Shortest hamiltonian path with dynamic programming and bitmasking

Question

I've just read an article about how to find the shortest hamiltonian path using dynamic programming here http://codeforces.com/blog/entry/337.

While the pseudocode works, I do not understand why I have to take to use the xor operator on the set and 2^i.

Why wouldn't you just substract the current visisted city from the bitmask? What does the xor with the set in order to make the algorithm do it's magic?

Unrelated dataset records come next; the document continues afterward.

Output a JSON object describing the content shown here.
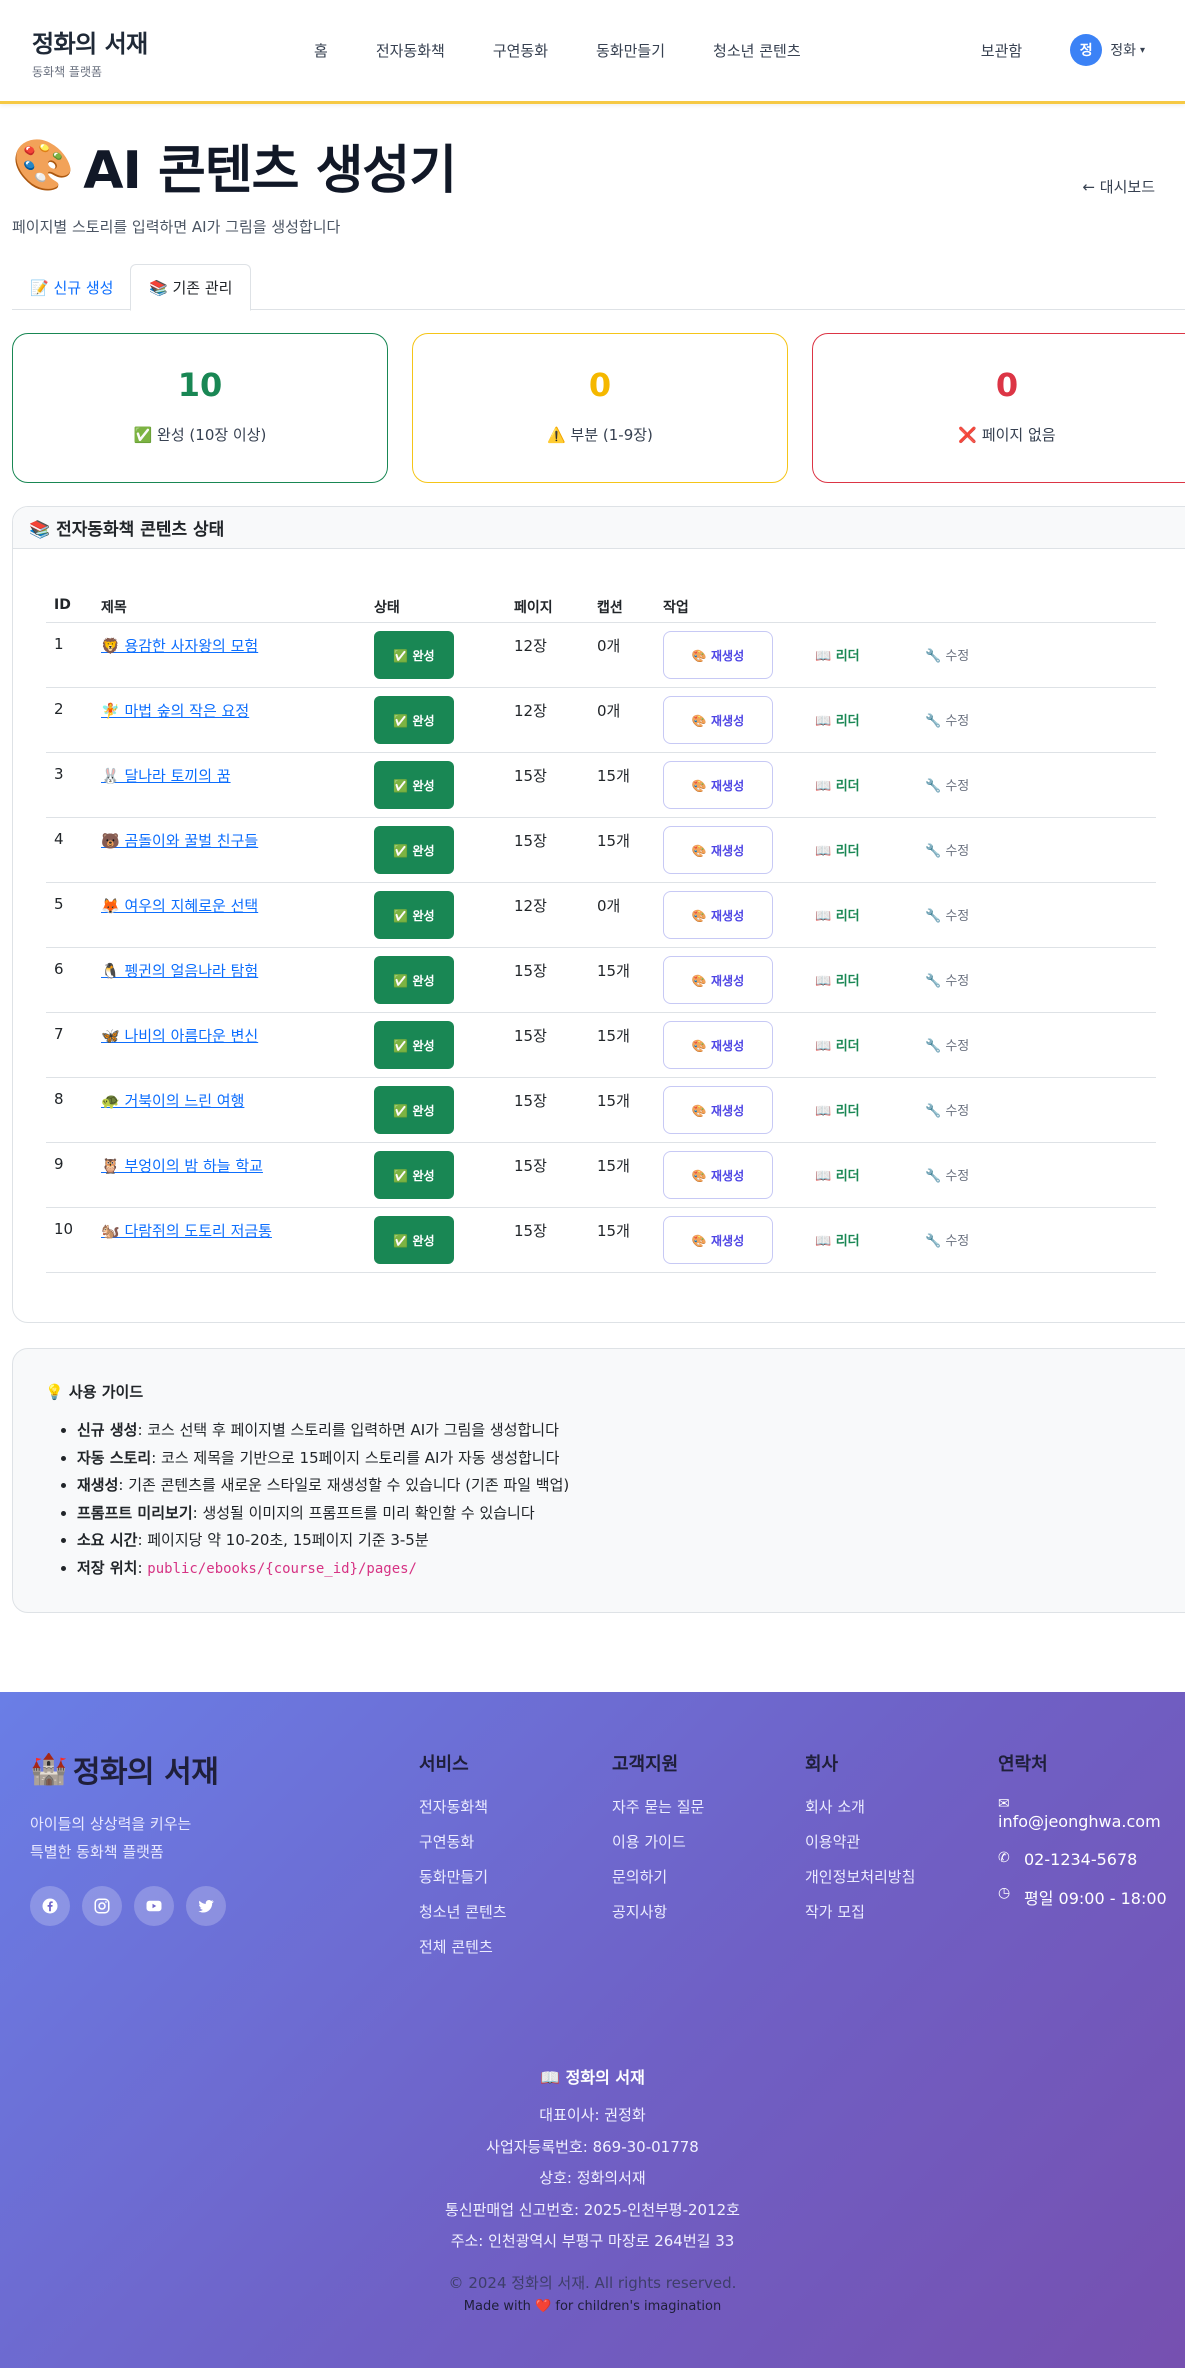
{
  "navbar": {
    "brand_title": "정화의 서재",
    "brand_sub": "동화책 플랫폼",
    "links": [
      "홈",
      "전자동화책",
      "구연동화",
      "동화만들기",
      "청소년 콘텐츠"
    ],
    "storage": "보관함",
    "avatar_initial": "정",
    "user_name": "정화"
  },
  "header": {
    "emoji": "🎨",
    "title": "AI 콘텐츠 생성기",
    "subtitle": "페이지별 스토리를 입력하면 AI가 그림을 생성합니다",
    "dashboard_link": "← 대시보드"
  },
  "tabs": {
    "new": "📝 신규 생성",
    "manage": "📚 기존 관리"
  },
  "stats": {
    "complete": {
      "value": "10",
      "label": "✅ 완성 (10장 이상)"
    },
    "partial": {
      "value": "0",
      "label": "⚠️ 부분 (1-9장)"
    },
    "none": {
      "value": "0",
      "label": "❌ 페이지 없음"
    }
  },
  "table": {
    "card_title": "📚 전자동화책 콘텐츠 상태",
    "headers": {
      "id": "ID",
      "title": "제목",
      "status": "상태",
      "pages": "페이지",
      "captions": "캡션",
      "action": "작업"
    },
    "regen_label": "🎨 재생성",
    "reader_label": "📖 리더",
    "edit_label": "🔧 수정",
    "rows": [
      {
        "id": "1",
        "title": "🦁 용감한 사자왕의 모험",
        "status": "✅ 완성",
        "pages": "12장",
        "captions": "0개"
      },
      {
        "id": "2",
        "title": "🧚 마법 숲의 작은 요정",
        "status": "✅ 완성",
        "pages": "12장",
        "captions": "0개"
      },
      {
        "id": "3",
        "title": "🐰 달나라 토끼의 꿈",
        "status": "✅ 완성",
        "pages": "15장",
        "captions": "15개"
      },
      {
        "id": "4",
        "title": "🐻 곰돌이와 꿀벌 친구들",
        "status": "✅ 완성",
        "pages": "15장",
        "captions": "15개"
      },
      {
        "id": "5",
        "title": "🦊 여우의 지혜로운 선택",
        "status": "✅ 완성",
        "pages": "12장",
        "captions": "0개"
      },
      {
        "id": "6",
        "title": "🐧 펭귄의 얼음나라 탐험",
        "status": "✅ 완성",
        "pages": "15장",
        "captions": "15개"
      },
      {
        "id": "7",
        "title": "🦋 나비의 아름다운 변신",
        "status": "✅ 완성",
        "pages": "15장",
        "captions": "15개"
      },
      {
        "id": "8",
        "title": "🐢 거북이의 느린 여행",
        "status": "✅ 완성",
        "pages": "15장",
        "captions": "15개"
      },
      {
        "id": "9",
        "title": "🦉 부엉이의 밤 하늘 학교",
        "status": "✅ 완성",
        "pages": "15장",
        "captions": "15개"
      },
      {
        "id": "10",
        "title": "🐿️ 다람쥐의 도토리 저금통",
        "status": "✅ 완성",
        "pages": "15장",
        "captions": "15개"
      }
    ]
  },
  "guide": {
    "title": "💡 사용 가이드",
    "items": [
      {
        "term": "신규 생성",
        "text": ": 코스 선택 후 페이지별 스토리를 입력하면 AI가 그림을 생성합니다"
      },
      {
        "term": "자동 스토리",
        "text": ": 코스 제목을 기반으로 15페이지 스토리를 AI가 자동 생성합니다"
      },
      {
        "term": "재생성",
        "text": ": 기존 콘텐츠를 새로운 스타일로 재생성할 수 있습니다 (기존 파일 백업)"
      },
      {
        "term": "프롬프트 미리보기",
        "text": ": 생성될 이미지의 프롬프트를 미리 확인할 수 있습니다"
      },
      {
        "term": "소요 시간",
        "text": ": 페이지당 약 10-20초, 15페이지 기준 3-5분"
      },
      {
        "term": "저장 위치",
        "text": ": ",
        "code": "public/ebooks/{course_id}/pages/"
      }
    ]
  },
  "footer": {
    "brand": "정화의 서재",
    "brand_emoji": "🏰",
    "desc_line1": "아이들의 상상력을 키우는",
    "desc_line2": "특별한 동화책 플랫폼",
    "socials": [
      "facebook-icon",
      "instagram-icon",
      "youtube-icon",
      "twitter-icon"
    ],
    "columns": [
      {
        "title": "서비스",
        "items": [
          "전자동화책",
          "구연동화",
          "동화만들기",
          "청소년 콘텐츠",
          "전체 콘텐츠"
        ]
      },
      {
        "title": "고객지원",
        "items": [
          "자주 묻는 질문",
          "이용 가이드",
          "문의하기",
          "공지사항"
        ]
      },
      {
        "title": "회사",
        "items": [
          "회사 소개",
          "이용약관",
          "개인정보처리방침",
          "작가 모집"
        ]
      }
    ],
    "contact": {
      "title": "연락처",
      "email_label": "info@jeonghwa.com",
      "phone": "02-1234-5678",
      "hours": "평일 09:00 - 18:00"
    },
    "bottom": {
      "name": "📖 정화의 서재",
      "ceo": "대표이사: 권정화",
      "biz_no": "사업자등록번호: 869-30-01778",
      "company": "상호: 정화의서재",
      "ecommerce": "통신판매업 신고번호: 2025-인천부평-2012호",
      "address": "주소: 인천광역시 부평구 마장로 264번길 33",
      "copyright": "© 2024 정화의 서재. All rights reserved.",
      "made_with": "Made with ❤️ for children's imagination"
    }
  },
  "colors": {
    "accent_yellow": "#f6c944",
    "success": "#198754",
    "warning": "#f5b800",
    "danger": "#dc3545",
    "link": "#0d6efd",
    "footer_start": "#6a7ee6",
    "footer_end": "#7650b0"
  }
}
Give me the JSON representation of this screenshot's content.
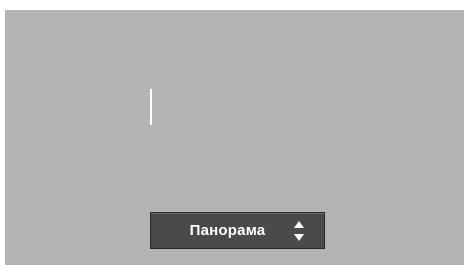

To clarify here is the piece of pseudocode written in java:

public int calculate(int set, int i){

        if(count(set) == 1 && (set & 1<<i) != 0){
            return 0;
        }

        if ( dp[set][i] != infinity){
            return dp[set][i];
        }

        for (int city=0;city<n;city++){
            if((set & 1<<city) == 0) continue;
            dp[set][i] = Math.min(dp[set][i], calculate(set ^ 1<<i, city) + dist[i][city]);
        }
        return dp[set][i];
    }

Answer 1

Found the solution to my problem, the ^ is a bitflip. Thus if you have a bitmask and use the xor operator on the mask, you flip the bit on that place. E.g. 1010 ^ (1<<1) results in 1000. Same goes for 1000 ^ (1<<1) = 1010.

The substraction also works, but with the xor operator you know for certain that you only touch the bit at that place, and none else. Image 1000 - (1<1), thus would result in something entirely different. Thus substraction works and can be used if you are 100% sure that at an 1 is at place i, but xor is safer.